The 2008 prorogation stirred an interesting academic debate: can a Governor General refuse a Prime Minister’s advice to prorogue?
On the ‘no discretion’ to refuse, we had MacDonald and @JWJBowden, who drew on precedents and internal government guidance: https://papers.ssrn.com/sol3/papers.cfm?abstract_id=2282759

This is also the view of Brun and Tremblay from Laval.
The discretion side relies on the GG’s discretion to refuse a dissolution and the wider notion of the vice-regal as a guarantor of parliamentary democracy.
My own view is that you can never rule of vice-regal discretion, but that the refusal of advice comes with a consequences, namely the effective dismissal of the first minister.

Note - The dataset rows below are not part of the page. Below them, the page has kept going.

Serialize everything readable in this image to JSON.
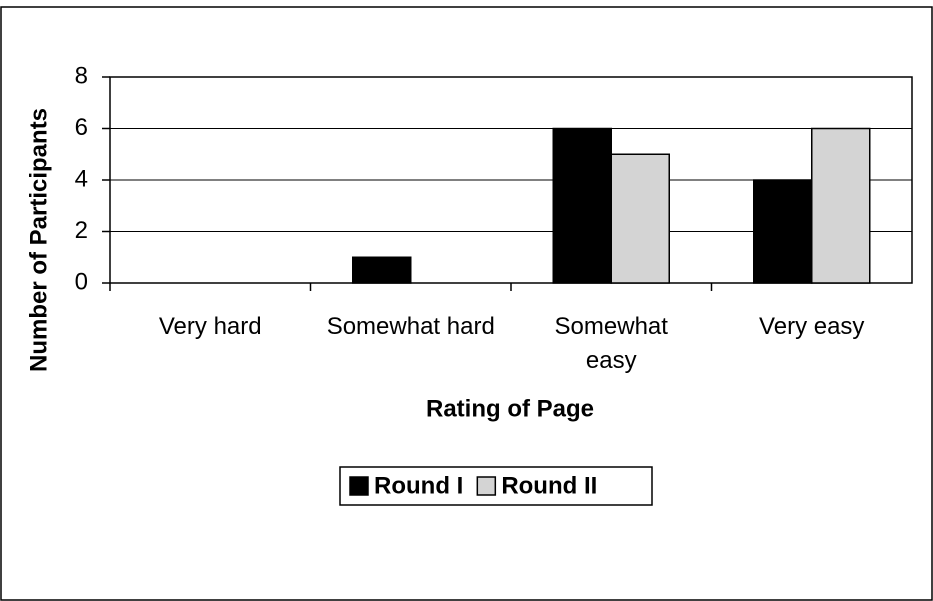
{
  "chart_data": {
    "type": "bar",
    "x_label": "Rating of Page",
    "y_label": "Number of Participants",
    "categories": [
      "Very hard",
      "Somewhat hard",
      "Somewhat easy",
      "Very easy"
    ],
    "series": [
      {
        "name": "Round I",
        "color": "#000000",
        "values": [
          0,
          1,
          6,
          4
        ]
      },
      {
        "name": "Round II",
        "color": "#d4d4d4",
        "values": [
          0,
          0,
          5,
          6
        ]
      }
    ],
    "ylim": [
      0,
      8
    ],
    "yticks": [
      0,
      2,
      4,
      6,
      8
    ],
    "grid": true,
    "legend": "bottom"
  }
}
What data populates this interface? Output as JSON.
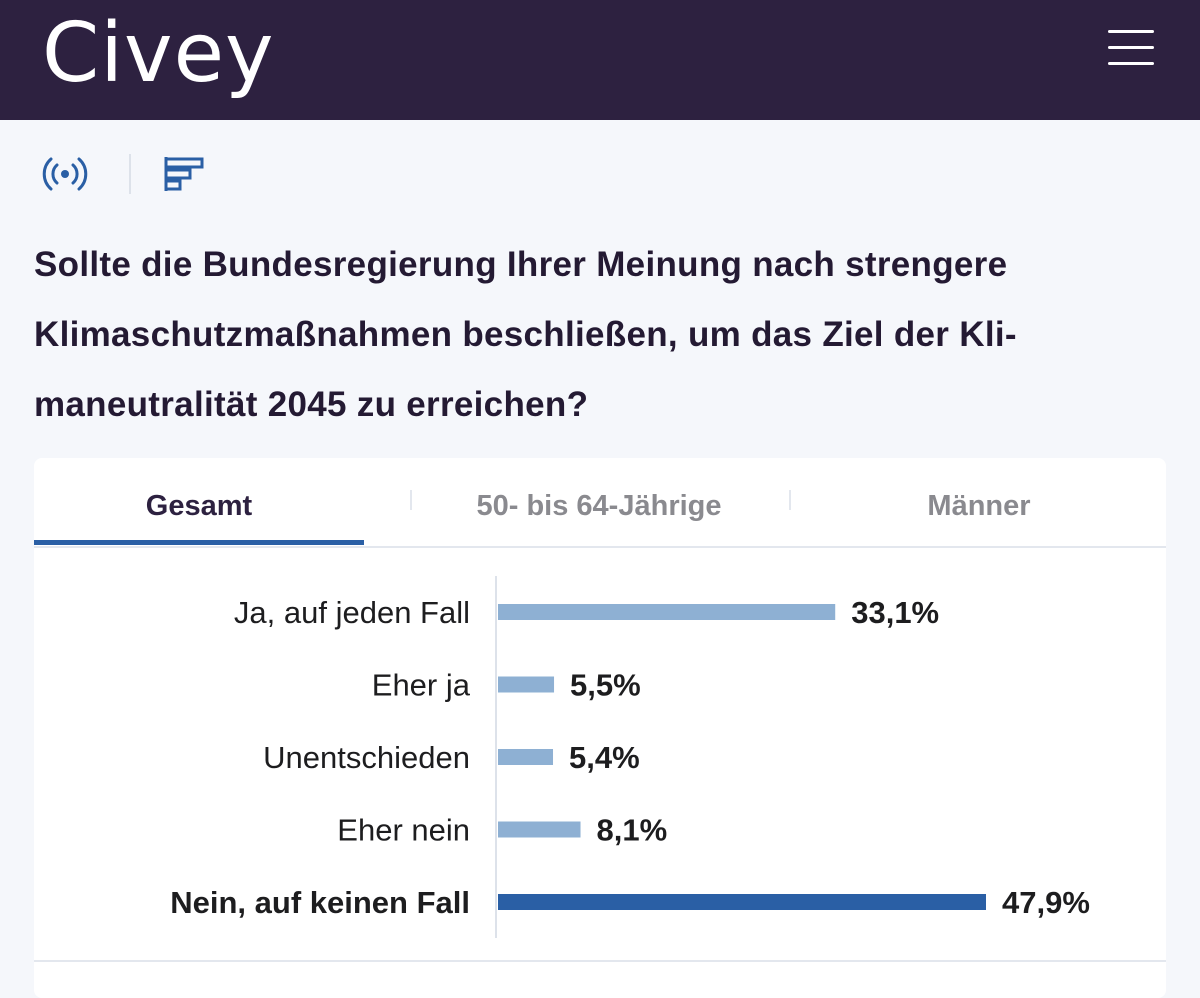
{
  "header": {
    "logo": "Civey",
    "menu_icon": "hamburger-menu-icon",
    "background": "#2d2140"
  },
  "toolbar": {
    "live_icon": "broadcast-icon",
    "chart_icon": "bar-chart-icon",
    "icon_color": "#2a5fa5"
  },
  "question": {
    "line1": "Sollte die Bundesregierung Ihrer Meinung nach strengere",
    "line2": "Klimaschutzmaßnahmen beschließen, um das Ziel der Kli-",
    "line3": "maneutralität 2045 zu erreichen?"
  },
  "tabs": [
    {
      "label": "Gesamt",
      "active": true
    },
    {
      "label": "50- bis 64-Jährige",
      "active": false
    },
    {
      "label": "Männer",
      "active": false
    }
  ],
  "chart_data": {
    "type": "bar",
    "orientation": "horizontal",
    "categories": [
      "Ja, auf jeden Fall",
      "Eher ja",
      "Unentschieden",
      "Eher nein",
      "Nein, auf keinen Fall"
    ],
    "values": [
      33.1,
      5.5,
      5.4,
      8.1,
      47.9
    ],
    "value_labels": [
      "33,1%",
      "5,5%",
      "5,4%",
      "8,1%",
      "47,9%"
    ],
    "highlight_index": 4,
    "colors": {
      "bar": "#8eb0d3",
      "highlight": "#2a5fa5"
    },
    "xlim": [
      0,
      47.9
    ],
    "grid": false
  }
}
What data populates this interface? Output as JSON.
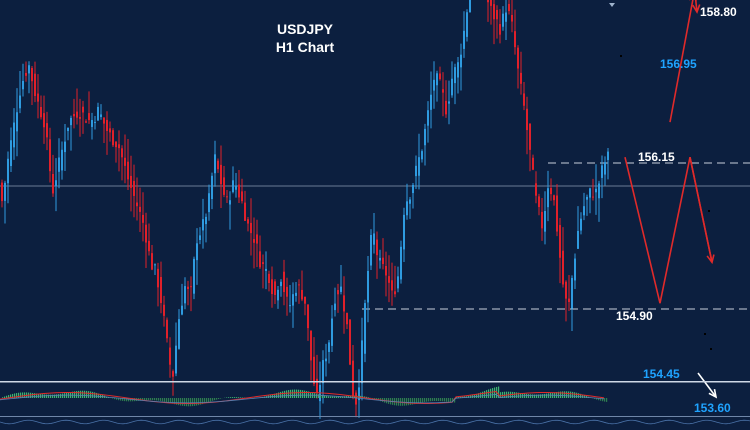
{
  "chart_data": {
    "type": "candlestick",
    "title": "USDJPY",
    "subtitle": "H1 Chart",
    "colors": {
      "background": "#0c1f3f",
      "bull": "#2f9be0",
      "bear": "#e0202a",
      "level_label": "#ffffff",
      "target_label": "#1fa3ff",
      "arrow": "#e02a2a",
      "macd_pos": "#3cb371",
      "macd_neg": "#2e7d4f"
    },
    "levels": [
      {
        "value": "158.80",
        "role": "target-up",
        "price": 158.8
      },
      {
        "value": "156.95",
        "role": "target",
        "price": 156.95
      },
      {
        "value": "156.15",
        "role": "resistance",
        "price": 156.15
      },
      {
        "value": "154.90",
        "role": "support",
        "price": 154.9
      },
      {
        "value": "154.45",
        "role": "target",
        "price": 154.45
      },
      {
        "value": "153.60",
        "role": "target-down",
        "price": 153.6
      }
    ],
    "path": [
      [
        0,
        156.0
      ],
      [
        4,
        155.8
      ],
      [
        8,
        156.1
      ],
      [
        14,
        156.4
      ],
      [
        22,
        156.8
      ],
      [
        30,
        157.0
      ],
      [
        38,
        156.7
      ],
      [
        46,
        156.5
      ],
      [
        54,
        155.9
      ],
      [
        62,
        156.2
      ],
      [
        70,
        156.5
      ],
      [
        80,
        156.6
      ],
      [
        92,
        156.5
      ],
      [
        100,
        156.6
      ],
      [
        110,
        156.4
      ],
      [
        120,
        156.3
      ],
      [
        130,
        156.0
      ],
      [
        138,
        155.8
      ],
      [
        146,
        155.6
      ],
      [
        152,
        155.3
      ],
      [
        158,
        155.2
      ],
      [
        164,
        154.9
      ],
      [
        170,
        154.5
      ],
      [
        174,
        154.3
      ],
      [
        180,
        154.8
      ],
      [
        186,
        155.1
      ],
      [
        192,
        155.0
      ],
      [
        198,
        155.5
      ],
      [
        204,
        155.6
      ],
      [
        210,
        155.8
      ],
      [
        216,
        156.2
      ],
      [
        222,
        156.0
      ],
      [
        228,
        155.8
      ],
      [
        236,
        156.0
      ],
      [
        244,
        155.8
      ],
      [
        250,
        155.6
      ],
      [
        256,
        155.5
      ],
      [
        262,
        155.3
      ],
      [
        270,
        155.2
      ],
      [
        276,
        155.0
      ],
      [
        282,
        155.2
      ],
      [
        290,
        154.9
      ],
      [
        298,
        155.1
      ],
      [
        306,
        155.0
      ],
      [
        312,
        154.5
      ],
      [
        318,
        154.1
      ],
      [
        324,
        154.4
      ],
      [
        330,
        154.6
      ],
      [
        336,
        155.0
      ],
      [
        342,
        155.1
      ],
      [
        348,
        154.8
      ],
      [
        354,
        154.2
      ],
      [
        358,
        154.1
      ],
      [
        362,
        154.4
      ],
      [
        368,
        155.1
      ],
      [
        374,
        155.6
      ],
      [
        380,
        155.3
      ],
      [
        388,
        155.2
      ],
      [
        394,
        155.0
      ],
      [
        400,
        155.2
      ],
      [
        406,
        155.8
      ],
      [
        412,
        155.9
      ],
      [
        418,
        156.1
      ],
      [
        424,
        156.3
      ],
      [
        430,
        156.6
      ],
      [
        436,
        156.9
      ],
      [
        442,
        156.8
      ],
      [
        448,
        156.6
      ],
      [
        454,
        156.9
      ],
      [
        460,
        157.0
      ],
      [
        466,
        157.3
      ],
      [
        472,
        157.7
      ],
      [
        478,
        157.9
      ],
      [
        484,
        157.8
      ],
      [
        490,
        157.5
      ],
      [
        496,
        157.4
      ],
      [
        502,
        157.3
      ],
      [
        508,
        157.5
      ],
      [
        514,
        157.3
      ],
      [
        520,
        156.9
      ],
      [
        526,
        156.6
      ],
      [
        532,
        156.2
      ],
      [
        538,
        155.8
      ],
      [
        544,
        155.6
      ],
      [
        550,
        156.0
      ],
      [
        556,
        155.8
      ],
      [
        562,
        155.3
      ],
      [
        566,
        155.0
      ],
      [
        570,
        154.9
      ],
      [
        574,
        155.2
      ],
      [
        580,
        155.6
      ],
      [
        586,
        155.8
      ],
      [
        592,
        155.9
      ],
      [
        598,
        155.9
      ],
      [
        604,
        156.1
      ],
      [
        608,
        156.2
      ]
    ],
    "forecast_path": [
      [
        625,
        156.2
      ],
      [
        660,
        154.95
      ],
      [
        690,
        156.2
      ],
      [
        712,
        155.3
      ]
    ],
    "forecast_arrows_up": [
      [
        670,
        156.5
      ],
      [
        694,
        157.6
      ],
      [
        694,
        157.6
      ],
      [
        697,
        158.8
      ]
    ],
    "forecast_arrow_down": [
      [
        698,
        154.5
      ],
      [
        716,
        153.8
      ]
    ]
  }
}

A widely held view out there is that, except for dissolutions shortly after an election, the Crown won’t refuse advice unless the first minister has lost confidence.

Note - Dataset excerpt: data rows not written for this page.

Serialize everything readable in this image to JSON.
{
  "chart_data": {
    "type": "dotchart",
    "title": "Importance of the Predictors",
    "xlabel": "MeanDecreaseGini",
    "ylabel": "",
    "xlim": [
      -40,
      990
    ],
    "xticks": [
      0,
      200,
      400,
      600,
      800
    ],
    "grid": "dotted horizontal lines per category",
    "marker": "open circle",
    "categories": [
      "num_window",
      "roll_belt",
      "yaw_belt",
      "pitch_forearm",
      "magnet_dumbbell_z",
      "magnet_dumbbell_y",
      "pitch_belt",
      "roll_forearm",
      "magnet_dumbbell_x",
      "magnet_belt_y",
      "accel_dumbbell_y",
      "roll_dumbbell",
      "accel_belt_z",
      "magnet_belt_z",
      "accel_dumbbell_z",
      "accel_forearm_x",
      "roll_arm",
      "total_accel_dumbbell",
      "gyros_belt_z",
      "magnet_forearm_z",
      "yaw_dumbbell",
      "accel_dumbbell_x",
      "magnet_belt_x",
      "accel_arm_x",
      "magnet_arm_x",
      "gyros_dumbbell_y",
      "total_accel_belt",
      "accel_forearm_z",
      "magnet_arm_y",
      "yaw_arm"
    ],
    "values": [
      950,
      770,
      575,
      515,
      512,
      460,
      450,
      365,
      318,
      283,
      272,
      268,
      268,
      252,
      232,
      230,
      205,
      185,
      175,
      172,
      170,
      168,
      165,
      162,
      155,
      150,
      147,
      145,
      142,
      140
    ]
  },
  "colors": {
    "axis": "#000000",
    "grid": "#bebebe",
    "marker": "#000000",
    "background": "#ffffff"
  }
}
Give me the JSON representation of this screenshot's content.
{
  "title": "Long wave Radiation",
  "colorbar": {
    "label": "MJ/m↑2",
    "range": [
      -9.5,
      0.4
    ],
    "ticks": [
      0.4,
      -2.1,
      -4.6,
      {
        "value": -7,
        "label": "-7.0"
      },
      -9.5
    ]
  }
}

If we extrapolate from that position, I’d argue that refusing advice when confidence hasn’t been lost is tantamount to the Crown saying that the ministry no longer enjoys its confidence or that the Crown suspect the confidence of the legislature has de facto been lost.
Interestingly, the UKSC didn’t question the Queen’s acceptance of advice for a prorogation the court deemed unconstitutional.

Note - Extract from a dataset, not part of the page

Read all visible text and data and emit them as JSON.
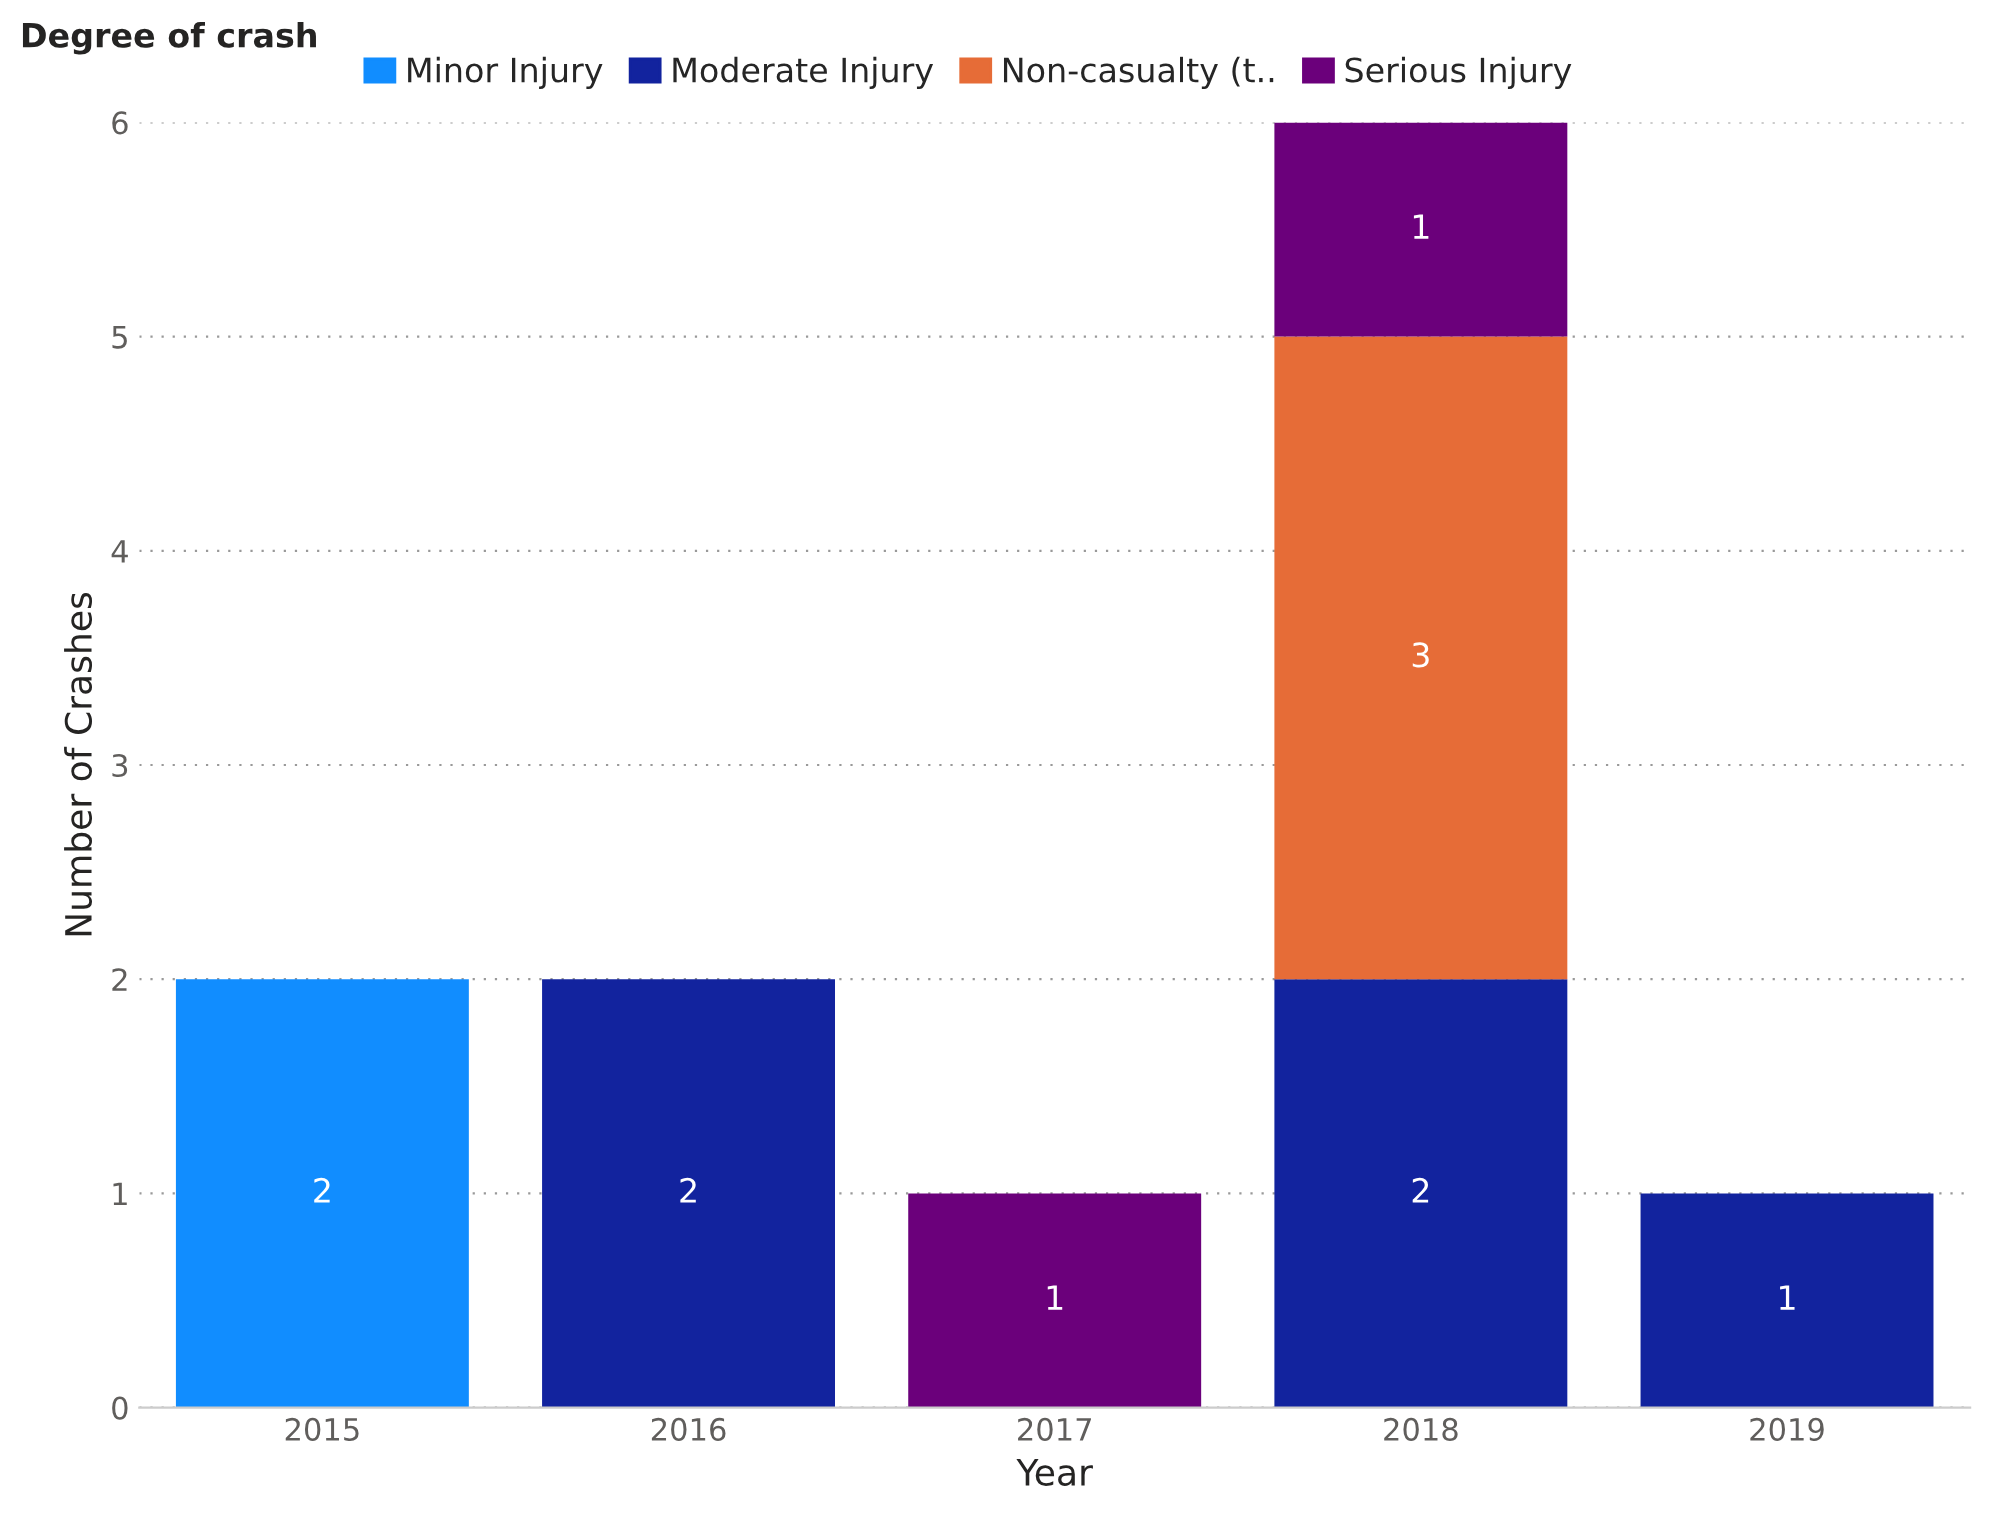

Perhaps now that we’ve have governments of both stripes engaging in hardball prorogations, we can have a less passionate academic debate about the matter. *cough*
Someone let me know if they see an editorial cartoon of the PM as a king. This is a key piece in any game of prorogation bingo.
To my mind, the best course of action given the amending formula is to build up a practice around short, purposeful prorogations and against long, tactical ones. Over time, that practice could gel into a veritable convention.